Meskipun ada pembatasan terhadap aktor, akan tetapi tidak menutup
kemungkinan para aktor untuk membuat pilihan-pilihan dan sesuatu yang
berbeda. Dimensi kekuasaan inilah yang
menjadi ciri khas pada strukturasi Giddens.
Adapun
Sherry Turkey (1997, dalam Lubis, 2016) menjelaskan bahwa realitas virtual ini
memberikan gambaran ‘kehidupan yang lebih nyata dari kehidupan itu
sendiri’. Menurut Baudrillard, era
simulasi dan hiperrealitas ini sebagai bagian rangkaian fase citraan, yang
dijelaskan: 1) Citraan sebagai refleksi dasar dari realitas, 2) Citraan
menutupi dan mendistorsi realitas, 3) Citraan menutup ketiadaan atau lenyapnya
dasar dari realitas, 4) Citraan melahirkan ketidakterhubungan terhadap realitas
apa pun, citraan bukanlah kemurnian simulacrum
itu sendiri (Baudrillard, 1983).
Salah
satunya tercermin dari perubahan
masyarakat modern ke postmodern adalah sebagai berikut:
1. Dalam bidang ekonomi, terjadi perubahan
dari keunggulan barang-barang produksi ke pelayanan (jasa).

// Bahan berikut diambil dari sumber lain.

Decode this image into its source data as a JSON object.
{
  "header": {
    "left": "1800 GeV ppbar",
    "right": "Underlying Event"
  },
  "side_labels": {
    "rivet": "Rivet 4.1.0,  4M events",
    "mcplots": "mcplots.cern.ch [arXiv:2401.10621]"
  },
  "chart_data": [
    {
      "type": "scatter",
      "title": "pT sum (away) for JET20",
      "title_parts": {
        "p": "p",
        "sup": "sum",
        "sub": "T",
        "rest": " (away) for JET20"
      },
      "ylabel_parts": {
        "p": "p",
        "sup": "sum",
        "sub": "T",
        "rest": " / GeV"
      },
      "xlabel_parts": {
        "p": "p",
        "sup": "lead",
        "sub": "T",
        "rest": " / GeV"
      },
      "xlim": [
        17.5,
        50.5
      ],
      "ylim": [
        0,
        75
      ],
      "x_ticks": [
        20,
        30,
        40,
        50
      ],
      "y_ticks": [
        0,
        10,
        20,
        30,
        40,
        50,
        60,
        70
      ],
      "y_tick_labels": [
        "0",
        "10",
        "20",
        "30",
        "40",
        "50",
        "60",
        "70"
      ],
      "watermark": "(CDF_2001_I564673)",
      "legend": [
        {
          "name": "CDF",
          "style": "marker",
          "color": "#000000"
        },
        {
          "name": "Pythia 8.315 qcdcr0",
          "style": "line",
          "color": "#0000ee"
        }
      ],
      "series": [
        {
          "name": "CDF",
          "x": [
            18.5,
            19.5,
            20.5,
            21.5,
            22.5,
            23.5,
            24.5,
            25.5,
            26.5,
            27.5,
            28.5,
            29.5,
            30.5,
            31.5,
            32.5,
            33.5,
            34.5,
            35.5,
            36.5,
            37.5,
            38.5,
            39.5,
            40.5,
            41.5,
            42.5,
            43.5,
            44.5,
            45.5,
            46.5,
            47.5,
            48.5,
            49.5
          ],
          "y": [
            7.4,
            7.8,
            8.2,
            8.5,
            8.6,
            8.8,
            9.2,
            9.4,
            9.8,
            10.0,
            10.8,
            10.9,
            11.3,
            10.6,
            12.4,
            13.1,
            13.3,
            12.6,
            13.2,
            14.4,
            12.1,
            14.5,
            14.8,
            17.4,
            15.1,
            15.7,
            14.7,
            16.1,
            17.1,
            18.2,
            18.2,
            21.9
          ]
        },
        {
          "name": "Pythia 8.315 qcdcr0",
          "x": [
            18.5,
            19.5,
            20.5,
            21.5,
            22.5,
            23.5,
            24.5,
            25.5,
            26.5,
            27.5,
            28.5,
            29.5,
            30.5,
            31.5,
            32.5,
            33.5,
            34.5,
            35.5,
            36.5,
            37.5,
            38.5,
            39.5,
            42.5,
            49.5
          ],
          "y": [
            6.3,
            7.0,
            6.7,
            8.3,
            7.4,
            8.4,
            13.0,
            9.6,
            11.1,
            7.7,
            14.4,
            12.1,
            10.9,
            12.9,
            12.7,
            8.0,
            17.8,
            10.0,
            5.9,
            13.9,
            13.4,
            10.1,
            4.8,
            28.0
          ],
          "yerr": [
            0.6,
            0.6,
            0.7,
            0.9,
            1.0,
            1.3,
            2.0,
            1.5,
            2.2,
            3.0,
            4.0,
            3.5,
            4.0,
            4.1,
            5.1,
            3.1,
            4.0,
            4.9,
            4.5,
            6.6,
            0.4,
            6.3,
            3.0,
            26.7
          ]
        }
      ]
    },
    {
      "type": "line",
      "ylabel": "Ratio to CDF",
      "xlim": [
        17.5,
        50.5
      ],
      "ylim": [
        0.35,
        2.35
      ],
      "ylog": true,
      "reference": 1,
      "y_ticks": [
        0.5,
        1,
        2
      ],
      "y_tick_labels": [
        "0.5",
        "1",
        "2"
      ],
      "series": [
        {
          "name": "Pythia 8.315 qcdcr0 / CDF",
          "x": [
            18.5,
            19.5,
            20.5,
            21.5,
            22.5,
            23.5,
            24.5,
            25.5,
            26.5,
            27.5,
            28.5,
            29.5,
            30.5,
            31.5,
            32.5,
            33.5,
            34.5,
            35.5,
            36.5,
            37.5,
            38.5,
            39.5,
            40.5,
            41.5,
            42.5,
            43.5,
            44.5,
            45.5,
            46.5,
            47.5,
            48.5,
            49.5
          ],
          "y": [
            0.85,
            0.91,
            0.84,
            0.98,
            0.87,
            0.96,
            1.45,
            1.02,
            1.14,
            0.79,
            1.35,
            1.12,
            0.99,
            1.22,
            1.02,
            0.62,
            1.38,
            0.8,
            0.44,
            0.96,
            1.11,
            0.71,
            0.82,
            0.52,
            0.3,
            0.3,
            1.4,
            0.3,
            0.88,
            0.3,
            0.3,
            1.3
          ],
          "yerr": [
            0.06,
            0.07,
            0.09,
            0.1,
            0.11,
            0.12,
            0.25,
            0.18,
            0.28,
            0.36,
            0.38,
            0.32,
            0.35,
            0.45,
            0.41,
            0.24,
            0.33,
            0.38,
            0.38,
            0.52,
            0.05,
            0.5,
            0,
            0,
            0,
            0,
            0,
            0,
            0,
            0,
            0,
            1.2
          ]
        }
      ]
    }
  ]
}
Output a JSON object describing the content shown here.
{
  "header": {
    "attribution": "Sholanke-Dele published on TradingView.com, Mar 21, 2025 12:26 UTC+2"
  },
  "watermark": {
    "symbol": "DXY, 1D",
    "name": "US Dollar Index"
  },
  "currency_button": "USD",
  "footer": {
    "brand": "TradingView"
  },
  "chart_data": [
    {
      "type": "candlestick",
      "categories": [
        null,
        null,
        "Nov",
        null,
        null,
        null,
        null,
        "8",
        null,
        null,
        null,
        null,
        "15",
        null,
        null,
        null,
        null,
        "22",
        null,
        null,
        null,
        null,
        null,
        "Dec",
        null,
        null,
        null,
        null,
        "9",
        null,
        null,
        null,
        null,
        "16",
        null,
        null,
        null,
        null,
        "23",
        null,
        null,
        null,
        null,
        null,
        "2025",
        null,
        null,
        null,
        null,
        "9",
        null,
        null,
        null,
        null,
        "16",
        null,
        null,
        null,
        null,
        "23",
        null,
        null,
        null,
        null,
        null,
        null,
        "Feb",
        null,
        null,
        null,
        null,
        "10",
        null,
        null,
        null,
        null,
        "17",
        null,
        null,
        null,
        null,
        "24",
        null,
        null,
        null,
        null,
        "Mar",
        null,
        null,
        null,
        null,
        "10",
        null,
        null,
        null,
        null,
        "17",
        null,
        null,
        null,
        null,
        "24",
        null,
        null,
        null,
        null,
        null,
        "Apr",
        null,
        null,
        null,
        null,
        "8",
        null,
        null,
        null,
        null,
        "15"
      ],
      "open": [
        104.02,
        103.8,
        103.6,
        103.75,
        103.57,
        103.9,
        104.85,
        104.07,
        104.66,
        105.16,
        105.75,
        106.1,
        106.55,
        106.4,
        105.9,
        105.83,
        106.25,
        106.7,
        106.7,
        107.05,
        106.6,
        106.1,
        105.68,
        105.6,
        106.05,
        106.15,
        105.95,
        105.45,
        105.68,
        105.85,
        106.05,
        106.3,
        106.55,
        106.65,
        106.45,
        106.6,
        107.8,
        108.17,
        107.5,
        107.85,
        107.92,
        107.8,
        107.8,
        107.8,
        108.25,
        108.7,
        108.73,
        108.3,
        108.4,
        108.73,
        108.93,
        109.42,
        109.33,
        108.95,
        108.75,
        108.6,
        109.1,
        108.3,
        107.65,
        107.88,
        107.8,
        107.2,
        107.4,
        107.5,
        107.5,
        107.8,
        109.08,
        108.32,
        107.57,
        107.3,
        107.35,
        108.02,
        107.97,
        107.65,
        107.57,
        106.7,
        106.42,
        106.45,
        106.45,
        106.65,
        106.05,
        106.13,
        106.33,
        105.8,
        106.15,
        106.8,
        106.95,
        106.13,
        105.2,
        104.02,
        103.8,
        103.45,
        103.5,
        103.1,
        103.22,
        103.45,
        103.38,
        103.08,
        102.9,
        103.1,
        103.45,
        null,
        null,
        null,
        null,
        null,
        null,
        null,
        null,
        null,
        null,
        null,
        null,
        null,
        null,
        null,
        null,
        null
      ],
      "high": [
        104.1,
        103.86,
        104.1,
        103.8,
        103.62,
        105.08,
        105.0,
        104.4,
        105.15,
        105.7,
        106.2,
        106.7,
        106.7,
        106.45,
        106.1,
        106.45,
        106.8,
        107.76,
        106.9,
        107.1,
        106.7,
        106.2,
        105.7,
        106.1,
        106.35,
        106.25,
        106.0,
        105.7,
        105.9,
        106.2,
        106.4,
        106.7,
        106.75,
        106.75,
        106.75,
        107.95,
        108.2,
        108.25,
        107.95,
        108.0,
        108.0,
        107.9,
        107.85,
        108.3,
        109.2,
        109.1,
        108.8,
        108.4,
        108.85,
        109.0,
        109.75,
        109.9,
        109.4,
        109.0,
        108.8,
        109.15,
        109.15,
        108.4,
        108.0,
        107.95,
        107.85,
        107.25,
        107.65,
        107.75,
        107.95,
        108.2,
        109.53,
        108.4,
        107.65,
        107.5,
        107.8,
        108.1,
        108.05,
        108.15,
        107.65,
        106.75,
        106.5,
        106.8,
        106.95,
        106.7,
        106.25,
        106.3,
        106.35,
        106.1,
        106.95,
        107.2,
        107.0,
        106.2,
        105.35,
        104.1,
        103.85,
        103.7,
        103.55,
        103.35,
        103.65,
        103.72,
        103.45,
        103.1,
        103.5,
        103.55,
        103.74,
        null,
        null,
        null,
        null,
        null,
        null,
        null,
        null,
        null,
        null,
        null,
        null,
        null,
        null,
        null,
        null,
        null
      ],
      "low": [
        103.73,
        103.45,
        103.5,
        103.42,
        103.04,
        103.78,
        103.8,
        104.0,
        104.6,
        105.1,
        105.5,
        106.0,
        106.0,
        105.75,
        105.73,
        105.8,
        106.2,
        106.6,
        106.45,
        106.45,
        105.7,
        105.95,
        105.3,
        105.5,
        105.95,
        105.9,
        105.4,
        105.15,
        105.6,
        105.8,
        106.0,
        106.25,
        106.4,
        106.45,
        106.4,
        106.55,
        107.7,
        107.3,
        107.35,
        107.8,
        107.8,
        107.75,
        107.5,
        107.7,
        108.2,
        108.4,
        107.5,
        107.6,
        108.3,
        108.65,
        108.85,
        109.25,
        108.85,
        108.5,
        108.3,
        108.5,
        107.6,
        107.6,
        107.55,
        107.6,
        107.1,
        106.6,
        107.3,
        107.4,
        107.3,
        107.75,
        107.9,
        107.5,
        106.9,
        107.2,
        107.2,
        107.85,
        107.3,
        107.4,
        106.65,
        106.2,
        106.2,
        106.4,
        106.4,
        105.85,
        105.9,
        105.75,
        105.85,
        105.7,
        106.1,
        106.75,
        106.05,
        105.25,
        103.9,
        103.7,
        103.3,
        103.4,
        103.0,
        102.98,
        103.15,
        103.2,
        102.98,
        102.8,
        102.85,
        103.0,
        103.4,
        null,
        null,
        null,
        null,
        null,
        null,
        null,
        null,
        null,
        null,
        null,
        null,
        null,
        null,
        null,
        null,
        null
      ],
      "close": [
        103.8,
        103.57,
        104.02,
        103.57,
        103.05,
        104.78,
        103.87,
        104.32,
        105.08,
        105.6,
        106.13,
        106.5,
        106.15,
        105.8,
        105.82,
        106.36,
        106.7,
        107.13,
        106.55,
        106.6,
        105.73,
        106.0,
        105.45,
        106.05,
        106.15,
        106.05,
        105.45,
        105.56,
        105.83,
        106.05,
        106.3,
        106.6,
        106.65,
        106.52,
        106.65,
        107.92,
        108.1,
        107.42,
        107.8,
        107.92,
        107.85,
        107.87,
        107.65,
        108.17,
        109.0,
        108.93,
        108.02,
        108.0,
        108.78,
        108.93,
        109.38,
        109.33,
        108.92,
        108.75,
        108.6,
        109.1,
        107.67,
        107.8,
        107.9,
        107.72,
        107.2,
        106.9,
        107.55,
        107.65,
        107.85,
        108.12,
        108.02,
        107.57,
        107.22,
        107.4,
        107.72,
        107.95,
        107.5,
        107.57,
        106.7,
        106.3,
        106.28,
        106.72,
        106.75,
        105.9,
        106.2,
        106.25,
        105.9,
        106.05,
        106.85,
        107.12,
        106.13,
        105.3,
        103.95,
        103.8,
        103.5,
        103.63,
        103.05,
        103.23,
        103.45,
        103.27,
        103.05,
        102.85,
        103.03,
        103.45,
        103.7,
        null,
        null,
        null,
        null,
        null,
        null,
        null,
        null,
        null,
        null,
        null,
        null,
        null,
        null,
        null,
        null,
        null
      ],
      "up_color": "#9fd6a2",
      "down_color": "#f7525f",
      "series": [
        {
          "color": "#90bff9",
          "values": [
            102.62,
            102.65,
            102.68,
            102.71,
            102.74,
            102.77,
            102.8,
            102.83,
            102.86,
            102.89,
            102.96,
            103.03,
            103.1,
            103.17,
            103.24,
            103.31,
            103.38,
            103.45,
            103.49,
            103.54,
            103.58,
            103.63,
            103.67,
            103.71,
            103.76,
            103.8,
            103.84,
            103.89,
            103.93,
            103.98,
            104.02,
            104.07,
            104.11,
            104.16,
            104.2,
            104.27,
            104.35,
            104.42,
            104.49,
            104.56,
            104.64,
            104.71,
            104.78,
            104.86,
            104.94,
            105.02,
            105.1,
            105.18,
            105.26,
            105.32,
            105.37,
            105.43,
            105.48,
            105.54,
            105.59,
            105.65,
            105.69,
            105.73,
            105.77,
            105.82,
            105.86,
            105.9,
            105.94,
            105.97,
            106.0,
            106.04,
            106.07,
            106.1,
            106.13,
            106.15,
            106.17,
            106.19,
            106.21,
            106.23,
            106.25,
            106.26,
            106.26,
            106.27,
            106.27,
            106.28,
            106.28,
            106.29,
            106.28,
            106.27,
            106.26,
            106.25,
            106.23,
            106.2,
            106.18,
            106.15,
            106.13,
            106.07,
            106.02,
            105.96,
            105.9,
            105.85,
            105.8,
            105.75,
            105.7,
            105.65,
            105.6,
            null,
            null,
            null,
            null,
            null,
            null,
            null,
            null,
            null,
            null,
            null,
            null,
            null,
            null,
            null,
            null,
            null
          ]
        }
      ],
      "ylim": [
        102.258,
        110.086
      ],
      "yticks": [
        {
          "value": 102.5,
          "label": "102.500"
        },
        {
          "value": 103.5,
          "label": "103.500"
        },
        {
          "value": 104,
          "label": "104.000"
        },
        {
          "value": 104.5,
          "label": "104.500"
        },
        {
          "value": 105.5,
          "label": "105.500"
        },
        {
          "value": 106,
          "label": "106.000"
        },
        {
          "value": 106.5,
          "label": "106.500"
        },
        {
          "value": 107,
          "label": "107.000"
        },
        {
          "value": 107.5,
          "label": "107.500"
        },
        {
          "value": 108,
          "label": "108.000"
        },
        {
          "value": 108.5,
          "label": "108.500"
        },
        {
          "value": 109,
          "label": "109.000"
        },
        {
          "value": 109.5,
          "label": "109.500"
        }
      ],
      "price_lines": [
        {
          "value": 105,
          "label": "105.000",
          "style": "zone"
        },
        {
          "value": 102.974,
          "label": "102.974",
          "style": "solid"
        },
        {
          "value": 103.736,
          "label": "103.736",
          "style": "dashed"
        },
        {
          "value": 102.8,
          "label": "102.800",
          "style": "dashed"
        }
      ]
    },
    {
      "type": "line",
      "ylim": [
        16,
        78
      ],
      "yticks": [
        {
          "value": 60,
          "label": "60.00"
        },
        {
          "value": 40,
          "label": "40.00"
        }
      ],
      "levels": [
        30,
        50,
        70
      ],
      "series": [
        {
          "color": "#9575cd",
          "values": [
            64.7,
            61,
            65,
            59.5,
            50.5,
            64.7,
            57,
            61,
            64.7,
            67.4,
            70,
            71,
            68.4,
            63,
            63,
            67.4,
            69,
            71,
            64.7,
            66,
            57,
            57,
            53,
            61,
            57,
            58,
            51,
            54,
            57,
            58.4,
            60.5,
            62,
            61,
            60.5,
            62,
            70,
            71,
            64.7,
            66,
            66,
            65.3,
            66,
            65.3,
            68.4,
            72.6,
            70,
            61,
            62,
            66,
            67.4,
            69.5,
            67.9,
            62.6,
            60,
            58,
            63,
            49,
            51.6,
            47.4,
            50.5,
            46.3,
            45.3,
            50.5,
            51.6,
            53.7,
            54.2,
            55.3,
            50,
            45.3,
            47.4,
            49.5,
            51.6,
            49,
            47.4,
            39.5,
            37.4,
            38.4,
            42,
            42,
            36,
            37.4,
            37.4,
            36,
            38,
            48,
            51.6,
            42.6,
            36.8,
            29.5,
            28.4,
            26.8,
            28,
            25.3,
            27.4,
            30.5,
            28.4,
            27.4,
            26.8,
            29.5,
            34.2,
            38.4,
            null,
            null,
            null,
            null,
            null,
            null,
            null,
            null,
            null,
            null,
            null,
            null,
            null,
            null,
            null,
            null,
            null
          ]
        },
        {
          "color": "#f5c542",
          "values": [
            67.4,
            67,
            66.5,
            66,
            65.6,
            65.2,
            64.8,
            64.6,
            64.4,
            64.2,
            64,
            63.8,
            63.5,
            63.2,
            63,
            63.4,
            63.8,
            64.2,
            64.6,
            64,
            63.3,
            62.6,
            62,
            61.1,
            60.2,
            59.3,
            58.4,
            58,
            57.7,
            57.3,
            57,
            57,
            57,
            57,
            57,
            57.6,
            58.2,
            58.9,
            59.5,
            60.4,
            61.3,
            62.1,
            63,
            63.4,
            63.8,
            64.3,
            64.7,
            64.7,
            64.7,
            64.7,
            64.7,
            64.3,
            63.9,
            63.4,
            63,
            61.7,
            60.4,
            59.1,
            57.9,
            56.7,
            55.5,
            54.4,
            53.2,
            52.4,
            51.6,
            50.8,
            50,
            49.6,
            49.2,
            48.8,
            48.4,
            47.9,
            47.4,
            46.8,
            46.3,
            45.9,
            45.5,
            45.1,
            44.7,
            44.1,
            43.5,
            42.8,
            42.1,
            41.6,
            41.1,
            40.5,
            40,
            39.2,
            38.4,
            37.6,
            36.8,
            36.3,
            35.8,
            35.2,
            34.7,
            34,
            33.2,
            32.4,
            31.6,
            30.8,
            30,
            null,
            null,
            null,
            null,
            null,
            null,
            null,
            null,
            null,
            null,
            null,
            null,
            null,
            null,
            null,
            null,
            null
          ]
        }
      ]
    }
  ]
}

2. Hadirnya pekerjaan professional dan teknis
yang menguasai lapangan kerja sehingga peran ilmuwan dan teknisi menjadi
penting dan dominan (dibanding dengan modal intelektual)
3. Pengetahuan teoritis (ilmu pengetahuan)
menjadi esensial bagi masyarakat industri dan ada keterkaitan erat antara teori
dan praktis. Hal tersebut menjadi sebuah
kesadaran akan perlunya ilmu pengetahuan sebagai penggerak utama kemajuan dan
kesejahteraan bagi masyarakat.
4. Masyarakat post-industri berorientasi pada
prediksi dan kontrol atas teknologi serta berbagai dampaknya.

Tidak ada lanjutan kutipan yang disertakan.